Redoutant les effets de cette dissidence,
La maquerelle parle, on l’écoute en silence :

« En conseillant la fuite ; en usant de son droit,
» Consale vous parlait sans crainte, croyez-moi.
» Je la connais. La peur n’est jamais son partage.
» Elle a cru nous donner un conseil juste et sage.
» Quelques-unes de vous l’ont jugé tel aussi.
» D’autres et moi putain ne pensons point ainsi.
» Il est vrai qu’en optant pour une fuite prompte
» Nous fuyons des périls. Mais, grands dieux ! quelle honte
» Quel opprobre éternel ne nous couvrirait pas !
» Nous, qui vers ces pays n’avons porté nos pas
» Que pour sauver nos fronts d’un opprobre semblable
» Qu’osait nous présenter un joug insupportable.
» Non, nous ne pouvons fuir.

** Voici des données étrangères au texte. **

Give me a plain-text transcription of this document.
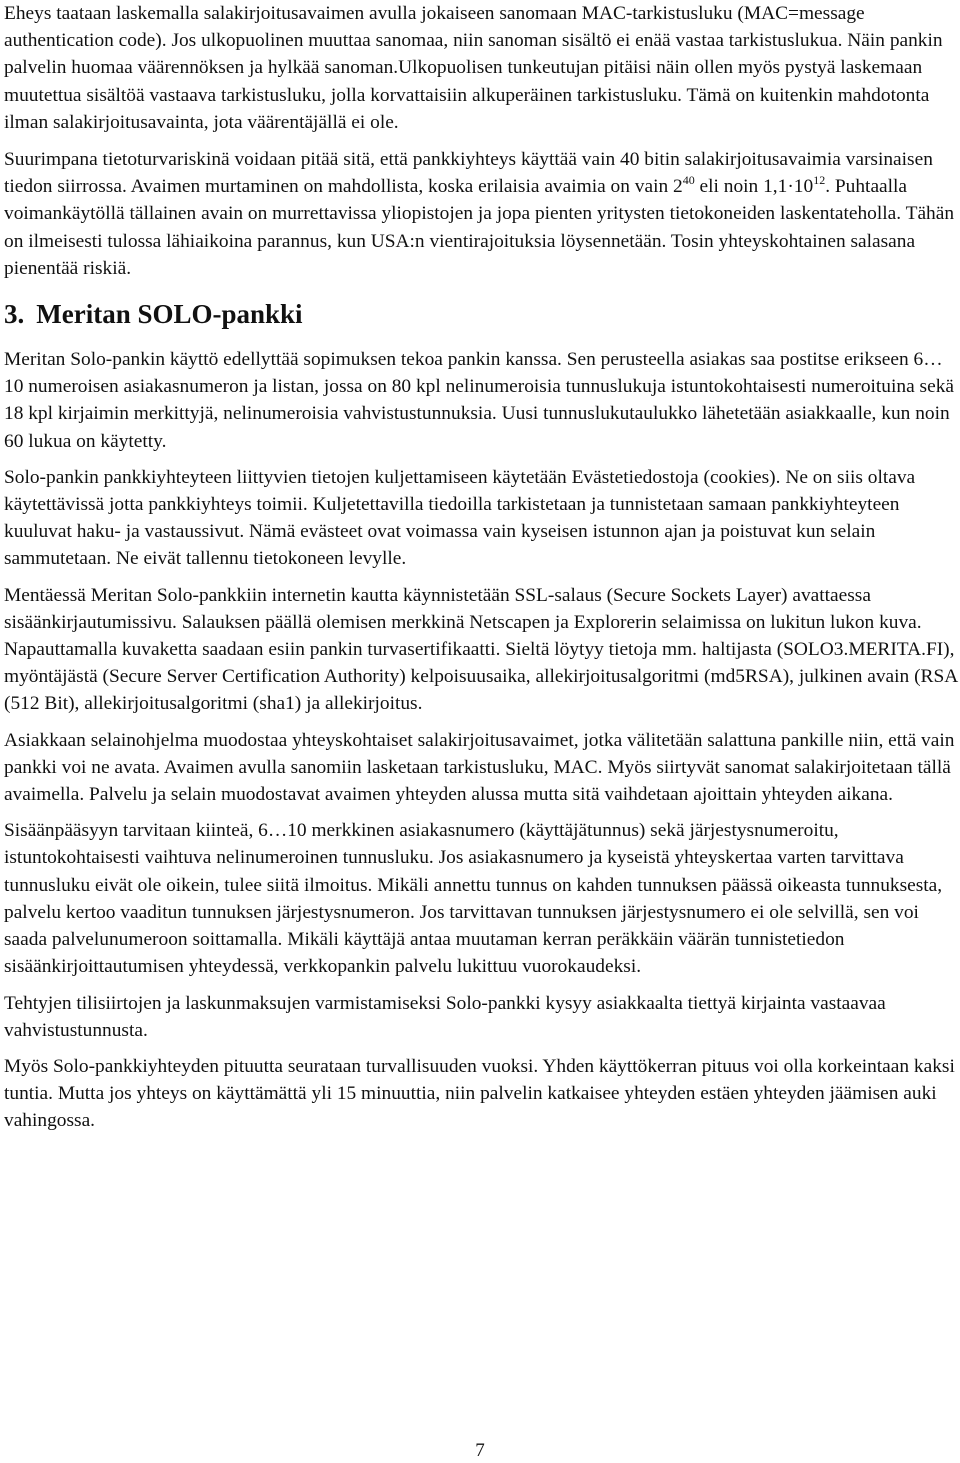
Eheys taataan laskemalla salakirjoitusavaimen avulla jokaiseen sanomaan MAC-tarkistusluku (MAC=message authentication code). Jos ulkopuolinen muuttaa sanomaa, niin sanoman sisältö ei enää vastaa tarkistuslukua. Näin pankin palvelin huomaa väärennöksen ja hylkää sanoman.Ulkopuolisen tunkeutujan pitäisi näin ollen myös pystyä laskemaan muutettua sisältöä vastaava tarkistusluku, jolla korvattaisiin alkuperäinen tarkistusluku. Tämä on kuitenkin mahdotonta ilman salakirjoitusavainta, jota väärentäjällä ei ole.

Suurimpana tietoturvariskinä voidaan pitää sitä, että pankkiyhteys käyttää vain 40 bitin salakirjoitusavaimia varsinaisen tiedon siirrossa. Avaimen murtaminen on mahdollista, koska erilaisia avaimia on vain $2^{40}$ eli noin $1,1\cdot 10^{12}$. Puhtaalla voimankäytöllä tällainen avain on murrettavissa yliopistojen ja jopa pienten yritysten tietokoneiden laskentateholla. Tähän on ilmeisesti tulossa lähiaikoina parannus, kun USA:n vientirajoituksia löysennetään. Tosin yhteyskohtainen salasana pienentää riskiä.

3. Meritan SOLO-pankki

Meritan Solo-pankin käyttö edellyttää sopimuksen tekoa pankin kanssa. Sen perusteella asiakas saa postitse erikseen 6…10 numeroisen asiakasnumeron ja listan, jossa on 80 kpl nelinumeroisia tunnuslukuja istuntokohtaisesti numeroituina sekä 18 kpl kirjaimin merkittyjä, nelinumeroisia vahvistustunnuksia. Uusi tunnuslukutaulukko lähetetään asiakkaalle, kun noin 60 lukua on käytetty.

Solo-pankin pankkiyhteyteen liittyvien tietojen kuljettamiseen käytetään Evästetiedostoja (cookies). Ne on siis oltava käytettävissä jotta pankkiyhteys toimii. Kuljetettavilla tiedoilla tarkistetaan ja tunnistetaan samaan pankkiyhteyteen kuuluvat haku- ja vastaussivut. Nämä evästeet ovat voimassa vain kyseisen istunnon ajan ja poistuvat kun selain sammutetaan. Ne eivät tallennu tietokoneen levylle.

Mentäessä Meritan Solo-pankkiin internetin kautta käynnistetään SSL-salaus (Secure Sockets Layer) avattaessa sisäänkirjautumissivu. Salauksen päällä olemisen merkkinä Netscapen ja Explorerin selaimissa on lukitun lukon kuva. Napauttamalla kuvaketta saadaan esiin pankin turvasertifikaatti. Sieltä löytyy tietoja mm. haltijasta (SOLO3.MERITA.FI), myöntäjästä (Secure Server Certification Authority) kelpoisuusaika, allekirjoitusalgoritmi (md5RSA), julkinen avain (RSA (512 Bit), allekirjoitusalgoritmi (sha1) ja allekirjoitus.

Asiakkaan selainohjelma muodostaa yhteyskohtaiset salakirjoitusavaimet, jotka välitetään salattuna pankille niin, että vain pankki voi ne avata. Avaimen avulla sanomiin lasketaan tarkistusluku, MAC. Myös siirtyvät sanomat salakirjoitetaan tällä avaimella. Palvelu ja selain muodostavat avaimen yhteyden alussa mutta sitä vaihdetaan ajoittain yhteyden aikana.

Sisäänpääsyyn tarvitaan kiinteä, 6…10 merkkinen asiakasnumero (käyttäjätunnus) sekä järjestysnumeroitu, istuntokohtaisesti vaihtuva nelinumeroinen tunnusluku. Jos asiakasnumero ja kyseistä yhteyskertaa varten tarvittava tunnusluku eivät ole oikein, tulee siitä ilmoitus. Mikäli annettu tunnus on kahden tunnuksen päässä oikeasta tunnuksesta, palvelu kertoo vaaditun tunnuksen järjestysnumeron. Jos tarvittavan tunnuksen järjestysnumero ei ole selvillä, sen voi saada palvelunumeroon soittamalla. Mikäli käyttäjä antaa muutaman kerran peräkkäin väärän tunnistetiedon sisäänkirjoittautumisen yhteydessä, verkkopankin palvelu lukittuu vuorokaudeksi.

Tehtyjen tilisiirtojen ja laskunmaksujen varmistamiseksi Solo-pankki kysyy asiakkaalta tiettyä kirjainta vastaavaa vahvistustunnusta.

Myös Solo-pankkiyhteyden pituutta seurataan turvallisuuden vuoksi. Yhden käyttökerran pituus voi olla korkeintaan kaksi tuntia. Mutta jos yhteys on käyttämättä yli 15 minuuttia, niin palvelin katkaisee yhteyden estäen yhteyden jäämisen auki vahingossa.

7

Restons, c’est mon conseil,
« Garces ! nous recevrons partout un joug pareil,
» Mais sur ces bords, c’est nous qui seront souveraines ;
» C’est nous qui forgerons et des lois et des chaînes.

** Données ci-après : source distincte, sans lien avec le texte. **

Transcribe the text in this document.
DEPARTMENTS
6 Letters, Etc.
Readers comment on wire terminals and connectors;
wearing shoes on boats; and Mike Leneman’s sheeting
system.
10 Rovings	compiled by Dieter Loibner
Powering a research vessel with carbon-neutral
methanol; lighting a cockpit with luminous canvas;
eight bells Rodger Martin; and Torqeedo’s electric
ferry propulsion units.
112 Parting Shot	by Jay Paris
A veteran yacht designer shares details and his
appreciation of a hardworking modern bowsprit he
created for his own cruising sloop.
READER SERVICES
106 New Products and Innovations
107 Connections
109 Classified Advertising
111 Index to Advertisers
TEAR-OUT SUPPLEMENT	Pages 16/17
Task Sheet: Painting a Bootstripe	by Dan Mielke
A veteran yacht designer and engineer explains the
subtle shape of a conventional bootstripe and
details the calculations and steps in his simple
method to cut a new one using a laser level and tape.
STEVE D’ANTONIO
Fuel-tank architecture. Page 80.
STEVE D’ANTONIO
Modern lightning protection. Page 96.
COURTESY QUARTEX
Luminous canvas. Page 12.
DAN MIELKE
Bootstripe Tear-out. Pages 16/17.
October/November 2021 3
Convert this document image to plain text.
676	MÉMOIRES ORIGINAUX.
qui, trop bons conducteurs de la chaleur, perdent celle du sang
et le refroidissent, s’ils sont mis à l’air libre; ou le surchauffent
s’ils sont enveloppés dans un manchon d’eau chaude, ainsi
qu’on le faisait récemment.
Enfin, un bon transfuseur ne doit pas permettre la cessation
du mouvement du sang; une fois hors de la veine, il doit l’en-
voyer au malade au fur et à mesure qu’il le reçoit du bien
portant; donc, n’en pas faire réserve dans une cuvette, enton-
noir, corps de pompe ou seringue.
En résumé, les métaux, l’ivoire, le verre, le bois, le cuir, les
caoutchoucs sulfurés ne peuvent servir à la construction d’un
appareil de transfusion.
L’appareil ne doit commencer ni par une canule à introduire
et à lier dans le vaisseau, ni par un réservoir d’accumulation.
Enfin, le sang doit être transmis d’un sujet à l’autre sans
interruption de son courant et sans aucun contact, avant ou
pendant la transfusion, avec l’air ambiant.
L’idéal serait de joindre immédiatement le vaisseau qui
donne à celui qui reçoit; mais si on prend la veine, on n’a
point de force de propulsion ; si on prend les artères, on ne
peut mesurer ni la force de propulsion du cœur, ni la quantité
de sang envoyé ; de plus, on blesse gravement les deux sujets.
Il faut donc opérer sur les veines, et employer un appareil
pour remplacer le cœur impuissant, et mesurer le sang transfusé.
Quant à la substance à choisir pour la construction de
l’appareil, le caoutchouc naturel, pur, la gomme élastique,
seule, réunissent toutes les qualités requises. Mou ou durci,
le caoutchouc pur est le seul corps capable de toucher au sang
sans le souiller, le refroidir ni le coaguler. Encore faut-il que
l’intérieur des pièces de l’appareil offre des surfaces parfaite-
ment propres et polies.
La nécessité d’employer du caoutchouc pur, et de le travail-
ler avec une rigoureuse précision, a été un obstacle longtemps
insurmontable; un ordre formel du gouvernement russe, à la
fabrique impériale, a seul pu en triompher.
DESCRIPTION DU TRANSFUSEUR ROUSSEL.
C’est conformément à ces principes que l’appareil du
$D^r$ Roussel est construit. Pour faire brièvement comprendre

» Et vous voudriez fuir ? Non, ce sort est trop doux.

» Restons donc, des ribaux méprisons le courroux.
» Si, quoique décrépits, ils osent nous combattre,
» Plus saines, j’en réponds, nous saurons les abattre.
» Quelles armes d’ailleurs peuvent-ils manier ?

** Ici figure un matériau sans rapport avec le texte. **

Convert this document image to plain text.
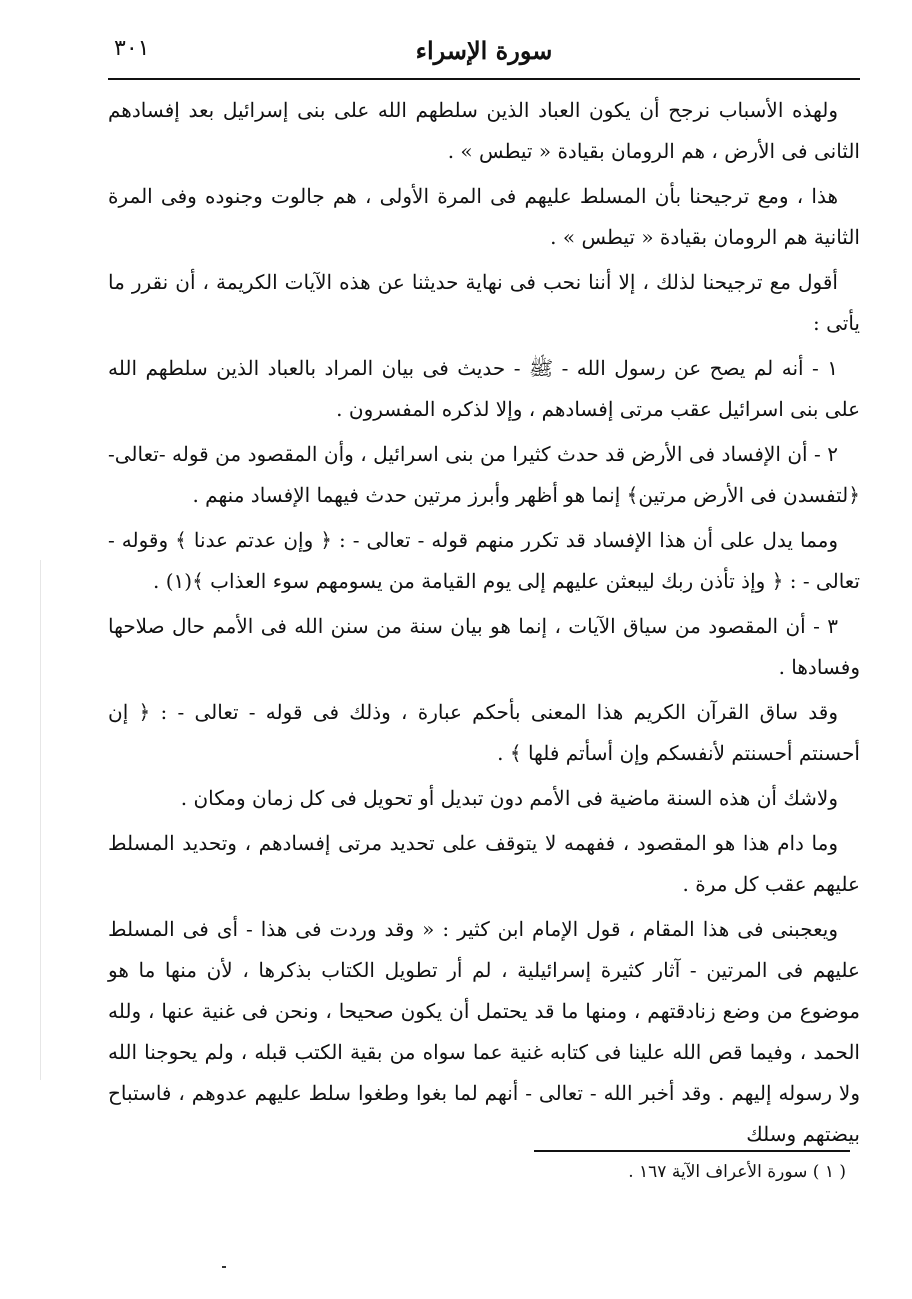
٣٠١	سورة الإسراء

ولهذه الأسباب نرجح أن يكون العباد الذين سلطهم الله على بنى إسرائيل بعد إفسادهم الثانى فى الأرض ، هم الرومان بقيادة « تيطس » .

هذا ، ومع ترجيحنا بأن المسلط عليهم فى المرة الأولى ، هم جالوت وجنوده وفى المرة الثانية هم الرومان بقيادة « تيطس » .

أقول مع ترجيحنا لذلك ، إلا أننا نحب فى نهاية حديثنا عن هذه الآيات الكريمة ، أن نقرر ما يأتى :

١ - أنه لم يصح عن رسول الله - ﷺ - حديث فى بيان المراد بالعباد الذين سلطهم الله على بنى اسرائيل عقب مرتى إفسادهم ، وإلا لذكره المفسرون .

٢ - أن الإفساد فى الأرض قد حدث كثيرا من بنى اسرائيل ، وأن المقصود من قوله -تعالى- ﴿لتفسدن فى الأرض مرتين﴾ إنما هو أظهر وأبرز مرتين حدث فيهما الإفساد منهم .

ومما يدل على أن هذا الإفساد قد تكرر منهم قوله - تعالى - : ﴿ وإن عدتم عدنا ﴾ وقوله - تعالى - : ﴿ وإذ تأذن ربك ليبعثن عليهم إلى يوم القيامة من يسومهم سوء العذاب ﴾(١) .

٣ - أن المقصود من سياق الآيات ، إنما هو بيان سنة من سنن الله فى الأمم حال صلاحها وفسادها .

وقد ساق القرآن الكريم هذا المعنى بأحكم عبارة ، وذلك فى قوله - تعالى - : ﴿ إن أحسنتم أحسنتم لأنفسكم وإن أسأتم فلها ﴾ .

ولاشك أن هذه السنة ماضية فى الأمم دون تبديل أو تحويل فى كل زمان ومكان .

وما دام هذا هو المقصود ، ففهمه لا يتوقف على تحديد مرتى إفسادهم ، وتحديد المسلط عليهم عقب كل مرة .

ويعجبنى فى هذا المقام ، قول الإمام ابن كثير : « وقد وردت فى هذا - أى فى المسلط عليهم فى المرتين - آثار كثيرة إسرائيلية ، لم أر تطويل الكتاب بذكرها ، لأن منها ما هو موضوع من وضع زنادقتهم ، ومنها ما قد يحتمل أن يكون صحيحا ، ونحن فى غنية عنها ، ولله الحمد ، وفيما قص الله علينا فى كتابه غنية عما سواه من بقية الكتب قبله ، ولم يحوجنا الله ولا رسوله إليهم . وقد أخبر الله - تعالى - أنهم لما بغوا وطغوا سلط عليهم عدوهم ، فاستباح بيضتهم وسلك

( ١ ) سورة الأعراف الآية ١٦٧ .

» Un frêle bois !… Mais nous… nous brandirons l’acier.
» Oui, j’ai de rasoirs fins tout un assortissoire :
» J’en armerai vos mains pour courir à la gloire,
» Pour châtrer ces humains qu’une sotte bonté
» Nous poussait bêtement à rendre à la santé.
» Qui n’approuverait pas un conseil aussi sage,
» Manquerait à la fois et d’âme et de courage.
» Toutefois pour agir comme il convient : votons.
» Veut-on combattre ? Eh bien ! qu’on se bouche les cons.
» Veut-on partir ? » Soudain, quel mouvement ! Les gueuses
Toutes dans leurs vagins foutent leurs mains crasseuses.
Consale vote même en faveur des combats.
Quel bruit ! Quelle allégresse ! et quels joyeux ébats !
Toutes, non pas demain, mais à l’instant même,
Toutes veulent châtrer une engeance au teint blême.
Mais Vastecon retient leur belliqueuse ardeur
Et dit à Poilépais : « Vas vers l’ambassadeur.
» Instruis-le qu’à jamais nous foulerons sa terre ;
» Qu’à l’unanimité nous optons pour la guerre ;
» Et que nous volerons aux batailles demain
» Quand l’Orient luira des clartés du matin. »

Poilépais est partie, et bientôt Pissegoutte
Instruit par la putain, triste, reprend sa route.
Il arrive, et le peuple apprend non sans frémir,
Que la troupe femelle aux combats veut courir.
Mais le chef des fouteurs, par un hardi langage,

Ranime leur fureur ; excite leur courage ;
Et parvient à donner à ses chétifs soldats
Un semblable désir de voler aux combats.